The guidance provides existing SIFTs with more detail as to what is meant by “normal growth” in this context. The department’s guidance has been prepared following consultations with publicly-traded trusts and partnerships, and is based on its observations as to the range of growth arising in the normal course of business.

Specifically, the department will not recommend any change to the 2011 date in respect of any SIFT whose equity capital grows as a result of issuances of new equity by an amount that does not exceed the greater of $50 million and an objective “safe harbour".

The safe harbour amount will be measured by reference to a SIFT’s market capitalization as of the end of trading on October 31, 2006. Market capitalization is to be measured in terms of the value of a SIFT’s issued and outstanding publicly-traded units. For this purpose, it would not include debt (whether or not that debt carried a conversion right or was itself publicly-traded), options or other interests that were convertible into units of the SIFT.

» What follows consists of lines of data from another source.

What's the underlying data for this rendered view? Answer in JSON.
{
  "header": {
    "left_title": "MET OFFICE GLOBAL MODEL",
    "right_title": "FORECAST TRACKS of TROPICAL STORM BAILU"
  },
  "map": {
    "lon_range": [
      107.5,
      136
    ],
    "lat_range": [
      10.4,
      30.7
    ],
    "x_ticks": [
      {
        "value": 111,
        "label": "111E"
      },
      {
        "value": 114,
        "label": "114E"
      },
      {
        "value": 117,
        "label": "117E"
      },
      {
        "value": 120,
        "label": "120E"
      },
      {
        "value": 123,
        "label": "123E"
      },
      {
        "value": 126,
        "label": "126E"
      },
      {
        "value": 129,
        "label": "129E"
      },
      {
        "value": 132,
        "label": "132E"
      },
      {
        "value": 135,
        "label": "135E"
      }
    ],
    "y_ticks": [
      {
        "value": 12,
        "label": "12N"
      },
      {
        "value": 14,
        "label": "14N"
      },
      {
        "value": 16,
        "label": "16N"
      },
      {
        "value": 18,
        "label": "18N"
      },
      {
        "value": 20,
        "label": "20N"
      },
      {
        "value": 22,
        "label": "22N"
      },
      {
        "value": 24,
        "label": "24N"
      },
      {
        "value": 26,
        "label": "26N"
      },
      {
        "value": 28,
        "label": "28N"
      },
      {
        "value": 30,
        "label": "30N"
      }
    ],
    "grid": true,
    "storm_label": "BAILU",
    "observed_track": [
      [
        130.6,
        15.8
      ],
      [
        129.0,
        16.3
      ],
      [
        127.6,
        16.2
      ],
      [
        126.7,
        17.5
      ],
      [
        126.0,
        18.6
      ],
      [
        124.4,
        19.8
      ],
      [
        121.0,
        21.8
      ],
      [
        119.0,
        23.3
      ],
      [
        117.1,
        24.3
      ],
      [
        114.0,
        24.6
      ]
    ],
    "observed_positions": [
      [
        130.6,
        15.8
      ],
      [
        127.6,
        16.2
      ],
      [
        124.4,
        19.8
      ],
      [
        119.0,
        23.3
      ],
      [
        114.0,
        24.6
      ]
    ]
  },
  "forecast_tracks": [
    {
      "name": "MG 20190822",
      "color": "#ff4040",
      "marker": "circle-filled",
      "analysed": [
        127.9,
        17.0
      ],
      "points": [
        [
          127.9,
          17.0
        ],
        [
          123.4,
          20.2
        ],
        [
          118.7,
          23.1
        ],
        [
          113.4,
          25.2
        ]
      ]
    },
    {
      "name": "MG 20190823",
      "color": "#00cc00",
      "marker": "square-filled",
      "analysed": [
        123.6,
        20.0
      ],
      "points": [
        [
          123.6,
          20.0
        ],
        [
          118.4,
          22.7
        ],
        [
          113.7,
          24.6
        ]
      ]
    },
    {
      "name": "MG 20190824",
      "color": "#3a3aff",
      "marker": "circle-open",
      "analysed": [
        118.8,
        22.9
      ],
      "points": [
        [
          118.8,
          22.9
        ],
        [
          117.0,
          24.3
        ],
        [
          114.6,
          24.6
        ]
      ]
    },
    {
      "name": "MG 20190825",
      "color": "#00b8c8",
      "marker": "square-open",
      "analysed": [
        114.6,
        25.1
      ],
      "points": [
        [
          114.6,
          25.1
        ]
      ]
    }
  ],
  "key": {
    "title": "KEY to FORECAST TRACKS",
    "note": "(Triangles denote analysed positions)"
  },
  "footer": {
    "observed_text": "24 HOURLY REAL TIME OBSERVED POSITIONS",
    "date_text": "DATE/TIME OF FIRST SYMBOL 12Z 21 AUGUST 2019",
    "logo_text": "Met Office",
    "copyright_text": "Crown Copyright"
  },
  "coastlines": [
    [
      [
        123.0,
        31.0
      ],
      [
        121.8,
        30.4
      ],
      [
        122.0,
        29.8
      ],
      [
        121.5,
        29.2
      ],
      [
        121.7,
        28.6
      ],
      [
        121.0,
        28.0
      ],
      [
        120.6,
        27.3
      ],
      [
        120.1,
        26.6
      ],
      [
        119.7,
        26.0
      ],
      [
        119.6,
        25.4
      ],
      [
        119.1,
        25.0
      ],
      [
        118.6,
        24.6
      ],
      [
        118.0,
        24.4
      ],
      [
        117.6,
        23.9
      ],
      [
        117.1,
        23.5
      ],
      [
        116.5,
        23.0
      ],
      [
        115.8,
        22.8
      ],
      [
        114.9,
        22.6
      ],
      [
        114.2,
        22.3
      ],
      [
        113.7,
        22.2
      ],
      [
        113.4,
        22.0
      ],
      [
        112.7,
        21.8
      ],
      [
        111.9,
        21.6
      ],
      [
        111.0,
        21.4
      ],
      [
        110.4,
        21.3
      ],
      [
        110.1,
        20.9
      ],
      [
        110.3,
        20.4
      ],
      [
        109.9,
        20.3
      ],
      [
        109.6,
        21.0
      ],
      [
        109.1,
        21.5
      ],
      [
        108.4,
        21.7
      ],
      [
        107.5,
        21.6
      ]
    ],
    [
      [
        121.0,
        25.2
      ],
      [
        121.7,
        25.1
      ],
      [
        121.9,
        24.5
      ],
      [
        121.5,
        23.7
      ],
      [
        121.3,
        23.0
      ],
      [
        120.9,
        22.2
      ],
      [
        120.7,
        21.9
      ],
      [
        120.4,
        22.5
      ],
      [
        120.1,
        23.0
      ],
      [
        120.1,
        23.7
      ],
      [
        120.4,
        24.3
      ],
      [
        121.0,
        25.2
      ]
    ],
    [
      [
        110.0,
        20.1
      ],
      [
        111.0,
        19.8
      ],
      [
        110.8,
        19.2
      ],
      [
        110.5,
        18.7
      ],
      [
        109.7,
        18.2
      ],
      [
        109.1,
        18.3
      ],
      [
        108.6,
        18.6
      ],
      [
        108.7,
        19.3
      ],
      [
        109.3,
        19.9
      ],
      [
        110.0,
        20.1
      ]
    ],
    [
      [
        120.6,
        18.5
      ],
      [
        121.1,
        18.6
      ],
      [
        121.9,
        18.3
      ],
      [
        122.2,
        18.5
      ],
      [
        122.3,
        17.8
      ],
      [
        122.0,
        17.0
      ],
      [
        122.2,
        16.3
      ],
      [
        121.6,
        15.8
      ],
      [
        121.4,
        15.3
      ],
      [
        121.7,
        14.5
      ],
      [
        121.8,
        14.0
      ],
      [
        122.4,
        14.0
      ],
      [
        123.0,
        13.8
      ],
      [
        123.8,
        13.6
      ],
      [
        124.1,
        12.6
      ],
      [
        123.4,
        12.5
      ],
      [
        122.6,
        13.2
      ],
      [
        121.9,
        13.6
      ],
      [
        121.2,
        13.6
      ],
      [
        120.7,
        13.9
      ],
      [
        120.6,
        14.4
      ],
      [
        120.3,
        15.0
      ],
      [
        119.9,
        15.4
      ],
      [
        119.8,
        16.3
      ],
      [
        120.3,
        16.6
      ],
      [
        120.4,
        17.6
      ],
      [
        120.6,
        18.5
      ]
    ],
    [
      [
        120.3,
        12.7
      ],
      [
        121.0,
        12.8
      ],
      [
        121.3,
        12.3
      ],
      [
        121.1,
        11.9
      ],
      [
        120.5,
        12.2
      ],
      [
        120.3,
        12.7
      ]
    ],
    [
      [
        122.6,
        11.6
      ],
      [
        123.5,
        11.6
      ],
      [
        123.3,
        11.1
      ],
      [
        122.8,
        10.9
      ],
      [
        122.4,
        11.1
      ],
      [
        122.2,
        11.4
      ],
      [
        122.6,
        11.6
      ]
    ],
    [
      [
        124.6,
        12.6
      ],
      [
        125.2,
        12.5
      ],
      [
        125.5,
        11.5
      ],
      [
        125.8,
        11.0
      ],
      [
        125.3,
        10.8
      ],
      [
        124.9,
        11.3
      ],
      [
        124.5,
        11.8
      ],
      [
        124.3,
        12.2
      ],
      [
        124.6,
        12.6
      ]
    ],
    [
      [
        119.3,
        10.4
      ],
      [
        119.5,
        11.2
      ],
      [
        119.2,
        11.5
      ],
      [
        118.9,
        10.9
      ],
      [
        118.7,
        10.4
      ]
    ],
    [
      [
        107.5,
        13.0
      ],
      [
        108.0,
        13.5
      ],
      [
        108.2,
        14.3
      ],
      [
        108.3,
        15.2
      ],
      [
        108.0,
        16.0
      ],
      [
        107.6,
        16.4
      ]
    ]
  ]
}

For the period from November 1, 2006 to the end of 2007, a SIFT’s safe harbour will be 40% of that October 31, 2006 benchmark. A SIFT’s safe harbour for each of the 2008 through 2010 calendar years will be 20% of that benchmark, together allowing growth of up to 100% over the four-year transition period.

The following are additional details regarding the department’s approach:

  • The annual safe harbour amounts are cumulative: for example, a SIFT that issues no new equity in 2007 will as a result enjoy a greater safe harbour amount in 2008. The $50 million amounts, in contrast, are not cumulative.
  • New equity for these purposes includes units and debt that is convertible into units; if attempts are made to develop other such substitutes for equity, those may be included as well.
  • Replacing debt that was outstanding as of October 31, 2006 with new equity, whether through a debenture conversion or otherwise, will not be considered growth for these purposes. New, non-convertible debt can also be issued without affecting the safe harbour; however, the replacement of that new debt with equity will be counted as growth.
  • An issuance by a SIFT of new equity will not be considered growth to the extent that the issuance is made in satisfaction of the exercise by another person or partnership of a right in place on October 31, 2006 to exchange an interest in a partnership, or a share of a corporation, into that new equity.
  • The merger of two or more SIFTs, each of which was publicly-traded on October 31, 2006, or a reorganization of such a SIFT, will not be considered growth to the extent that there is no net addition to equity as a result of the merger or reorganization.

The Department of Finance said it will monitor developments in the market and will take action accordingly to ensure that this guidance is respected.